The industrial age created similar opportunities for American urban pioneers, giving them a large canvas on which to create new uses.

James Landers had just that chance when he found a 50,000-square-foot bread factory in Tampa's Hyde Park. He knew immediately it would be something really special.

“It was love at first sight,” says Landers, now a director of Ironwood VG LLC in Tampa. But back then, he was a founder of HighPoint Development, a company that would later create Seybold Lofts, bringing history and modern condominiums together.

“Not only was it in a very desirable part of South Tampa, but we had this unique structure we knew we could really turn into something incredible,” Landers said.

But finding a suitable structure is just a small part of the process. Making it work financially is even more important, Mincberg says.

“You really have to have a seller who really understands the value of that building, which is usually a lot lower than they might initially think,” he says. “You really can't buy for more than $30 per square foot. Too much beyond that, and it's cheaper to build a new shell from scratch.”

That has been one of the obstacles holding back the old cigar factories around Ybor City. Many of them were purchased during the real estate boom of a decade ago, and the sales price is just too high.

But if a reasonable price can be found, urban redevelopers like Mincberg can look for less-traditional ways of raising capital, from investment-hungry professional athletes like Simeon
Rice, to historical redevelopment grants many local governments and civic groups offer.

Finding New Money
However, those grants and tax credits typically force developers to do something they don't really like: to work out in the open. It also forces them to reuse aspects of buildings that might have just ended up in a scrap pile otherwise, such as old rotting ceiling beams, for example.

“It's like a puzzle, and I think that's why a lot of people shy away from it,” Mincberg says.

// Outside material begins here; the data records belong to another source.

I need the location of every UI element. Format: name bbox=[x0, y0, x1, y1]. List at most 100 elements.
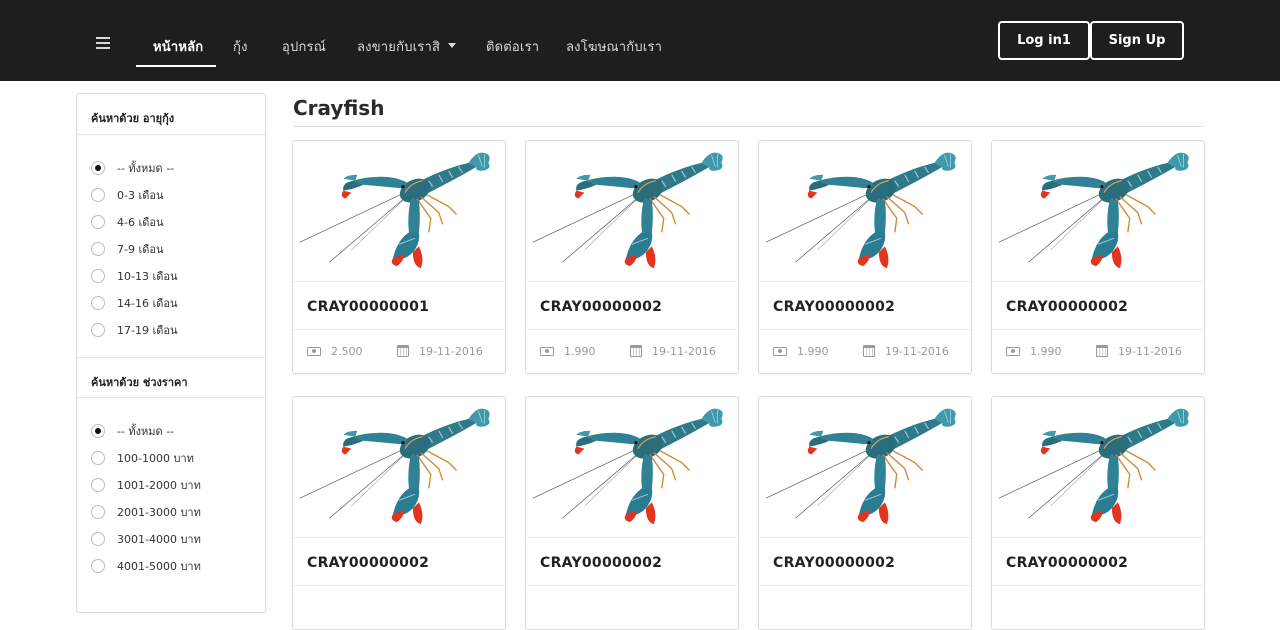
top-navbar: หน้าหลัก กุ้ง อุปกรณ์ ลงขายกับเราสิ ติดต… bbox=[0, 0, 1280, 81]
product-card[interactable]: CRAY00000001 2.500 19-11-2016 bbox=[292, 140, 506, 374]
age-filter-title: ค้นหาด้วย อายุกุ้ง bbox=[77, 94, 265, 135]
crayfish-image[interactable] bbox=[293, 397, 505, 538]
product-code[interactable]: CRAY00000002 bbox=[540, 299, 662, 315]
crayfish-image[interactable] bbox=[293, 141, 505, 282]
radio-icon[interactable] bbox=[91, 214, 105, 229]
crayfish-image[interactable] bbox=[759, 141, 971, 282]
product-code[interactable]: CRAY00000002 bbox=[1006, 555, 1128, 571]
price-option[interactable]: 3001-4000 บาท bbox=[91, 525, 265, 552]
radio-icon[interactable] bbox=[91, 187, 105, 202]
money-icon bbox=[540, 347, 554, 356]
radio-icon[interactable] bbox=[91, 531, 105, 546]
product-price: 2.500 bbox=[331, 345, 363, 358]
age-option-label: 14-16 เดือน bbox=[117, 296, 178, 310]
product-price: 1.990 bbox=[1030, 345, 1062, 358]
card-footer: 1.990 19-11-2016 bbox=[759, 329, 971, 373]
radio-icon[interactable] bbox=[91, 450, 105, 465]
radio-icon[interactable] bbox=[91, 558, 105, 573]
price-option-label: 2001-3000 บาท bbox=[117, 505, 201, 519]
age-option-label: 4-6 เดือน bbox=[117, 215, 164, 229]
age-option[interactable]: 4-6 เดือน bbox=[91, 208, 265, 235]
radio-checked-icon[interactable] bbox=[91, 423, 105, 438]
nav-item-contact[interactable]: ติดต่อเรา bbox=[486, 36, 539, 57]
radio-icon[interactable] bbox=[91, 241, 105, 256]
price-option-label: 3001-4000 บาท bbox=[117, 532, 201, 546]
age-option[interactable]: 0-3 เดือน bbox=[91, 181, 265, 208]
crayfish-image[interactable] bbox=[526, 141, 738, 282]
product-date: 19-11-2016 bbox=[885, 345, 949, 358]
filter-sidebar: ค้นหาด้วย อายุกุ้ง -- ทั้งหมด -- 0-3 เดื… bbox=[76, 93, 266, 613]
money-icon bbox=[307, 347, 321, 356]
radio-icon[interactable] bbox=[91, 504, 105, 519]
nav-item-sell-label: ลงขายกับเราสิ bbox=[357, 40, 441, 55]
age-filter-options: -- ทั้งหมด -- 0-3 เดือน 4-6 เดือน 7-9 เด… bbox=[77, 135, 265, 357]
product-card[interactable]: CRAY00000002 bbox=[525, 396, 739, 630]
price-option[interactable]: 100-1000 บาท bbox=[91, 444, 265, 471]
price-option[interactable]: -- ทั้งหมด -- bbox=[91, 417, 265, 444]
product-date: 19-11-2016 bbox=[1118, 345, 1182, 358]
product-date: 19-11-2016 bbox=[652, 345, 716, 358]
price-option[interactable]: 2001-3000 บาท bbox=[91, 498, 265, 525]
card-footer: 2.500 19-11-2016 bbox=[293, 329, 505, 373]
login-button[interactable]: Log in1 bbox=[998, 21, 1090, 60]
card-footer: 1.990 19-11-2016 bbox=[992, 329, 1204, 373]
age-option-label: 0-3 เดือน bbox=[117, 188, 164, 202]
crayfish-image[interactable] bbox=[992, 141, 1204, 282]
product-card[interactable]: CRAY00000002 1.990 19-11-2016 bbox=[991, 140, 1205, 374]
product-code[interactable]: CRAY00000002 bbox=[307, 555, 429, 571]
age-option[interactable]: -- ทั้งหมด -- bbox=[91, 154, 265, 181]
product-code[interactable]: CRAY00000002 bbox=[773, 299, 895, 315]
radio-icon[interactable] bbox=[91, 268, 105, 283]
product-card[interactable]: CRAY00000002 bbox=[991, 396, 1205, 630]
crayfish-image[interactable] bbox=[526, 397, 738, 538]
product-card[interactable]: CRAY00000002 1.990 19-11-2016 bbox=[525, 140, 739, 374]
age-option-label: 7-9 เดือน bbox=[117, 242, 164, 256]
card-footer bbox=[526, 585, 738, 629]
radio-checked-icon[interactable] bbox=[91, 160, 105, 175]
nav-item-equipment[interactable]: อุปกรณ์ bbox=[282, 36, 326, 57]
calendar-icon bbox=[863, 345, 875, 357]
product-price: 1.990 bbox=[564, 345, 596, 358]
age-option[interactable]: 17-19 เดือน bbox=[91, 316, 265, 343]
card-footer bbox=[759, 585, 971, 629]
product-card[interactable]: CRAY00000002 1.990 19-11-2016 bbox=[758, 140, 972, 374]
radio-icon[interactable] bbox=[91, 295, 105, 310]
nav-item-home[interactable]: หน้าหลัก bbox=[153, 36, 203, 57]
age-option-label: 10-13 เดือน bbox=[117, 269, 178, 283]
product-card[interactable]: CRAY00000002 bbox=[758, 396, 972, 630]
age-option[interactable]: 10-13 เดือน bbox=[91, 262, 265, 289]
product-code[interactable]: CRAY00000002 bbox=[773, 555, 895, 571]
price-option-label: 4001-5000 บาท bbox=[117, 559, 201, 573]
product-price: 1.990 bbox=[797, 345, 829, 358]
card-footer: 1.990 19-11-2016 bbox=[526, 329, 738, 373]
crayfish-image[interactable] bbox=[759, 397, 971, 538]
crayfish-image[interactable] bbox=[992, 397, 1204, 538]
money-icon bbox=[1006, 347, 1020, 356]
age-option[interactable]: 7-9 เดือน bbox=[91, 235, 265, 262]
nav-item-shrimp[interactable]: กุ้ง bbox=[233, 36, 248, 57]
age-option-label: -- ทั้งหมด -- bbox=[117, 161, 175, 175]
price-option-label: -- ทั้งหมด -- bbox=[117, 424, 175, 438]
money-icon bbox=[773, 347, 787, 356]
product-code[interactable]: CRAY00000002 bbox=[1006, 299, 1128, 315]
age-option[interactable]: 14-16 เดือน bbox=[91, 289, 265, 316]
menu-icon[interactable] bbox=[96, 37, 110, 49]
price-option[interactable]: 4001-5000 บาท bbox=[91, 552, 265, 579]
product-card[interactable]: CRAY00000002 bbox=[292, 396, 506, 630]
price-option[interactable]: 1001-2000 บาท bbox=[91, 471, 265, 498]
price-option-label: 1001-2000 บาท bbox=[117, 478, 201, 492]
calendar-icon bbox=[630, 345, 642, 357]
radio-icon[interactable] bbox=[91, 322, 105, 337]
page-title: Crayfish bbox=[293, 96, 385, 120]
product-code[interactable]: CRAY00000002 bbox=[540, 555, 662, 571]
radio-icon[interactable] bbox=[91, 477, 105, 492]
nav-item-sell-with-us[interactable]: ลงขายกับเราสิ bbox=[357, 36, 457, 57]
price-filter-options: -- ทั้งหมด -- 100-1000 บาท 1001-2000 บาท… bbox=[77, 398, 265, 593]
nav-item-advertise[interactable]: ลงโฆษณากับเรา bbox=[566, 36, 662, 57]
title-divider bbox=[293, 126, 1204, 127]
card-footer bbox=[992, 585, 1204, 629]
nav-active-indicator bbox=[136, 65, 216, 67]
signup-button[interactable]: Sign Up bbox=[1090, 21, 1184, 60]
card-footer bbox=[293, 585, 505, 629]
product-code[interactable]: CRAY00000001 bbox=[307, 299, 429, 315]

Money is money, however, and if developers have to jump through a few extra hoops to reduce the cost of a project, it's worth doing, says David Kitchens, a principal at Cooper Carry architectural firm in Washington, D.C.

“There is just an incredible cost savings involved,” says Kitchens, whose company leads projects along the Atlantic seaboard, including the Tampa Bay area. “Where you might find some problems is when it comes to putting historic and affordable housing credits together. You might get the historic side that says you can't change something, but the affordable housing side might say you have to, because every bedroom has to have a window, for example.”

Mincberg already is working through potential challenges that might come with the redevelopment of the Graham Bottling Works. His goal will be to find rents that could generate up to a 30% return as quickly as possible.

But taking on a project like this could have lasting effects — not just for his bottom line, but for the neighborhood as well.

“I think in 10 years, Tampa Heights is going to be the best neighborhood for people to want to move to,” Mincberg says. “It's projects like The Bootlegger that will help lead the way.”



The J.H. Graham Bottling Works on Tampa's Jefferson Street in its prime about 100 years ago. Photo courtesy of the Tampa-Hillsborough
County Public Library System

Finding History
There may not be a lot of written history about the old Graham Bottling Works factory in Tampa Heights, but redeveloper Michael Mincberg has discovered a lot of physical artifacts in an unlikely place: eBay.

The e-commerce site offers a number of remnants from the factory's glory days — the bottles themselves.

One bottle, for example, was selling just last week on eBay for a starting price of $10. But even the seller didn't have much to say about it, except that it was “a little dirty inside.”

Mincberg is acquiring some old bottles on his own, and wants to make it a part of the new apartment complex's lobby.

“You never want to forget where you're from, or where your home came from,” he says.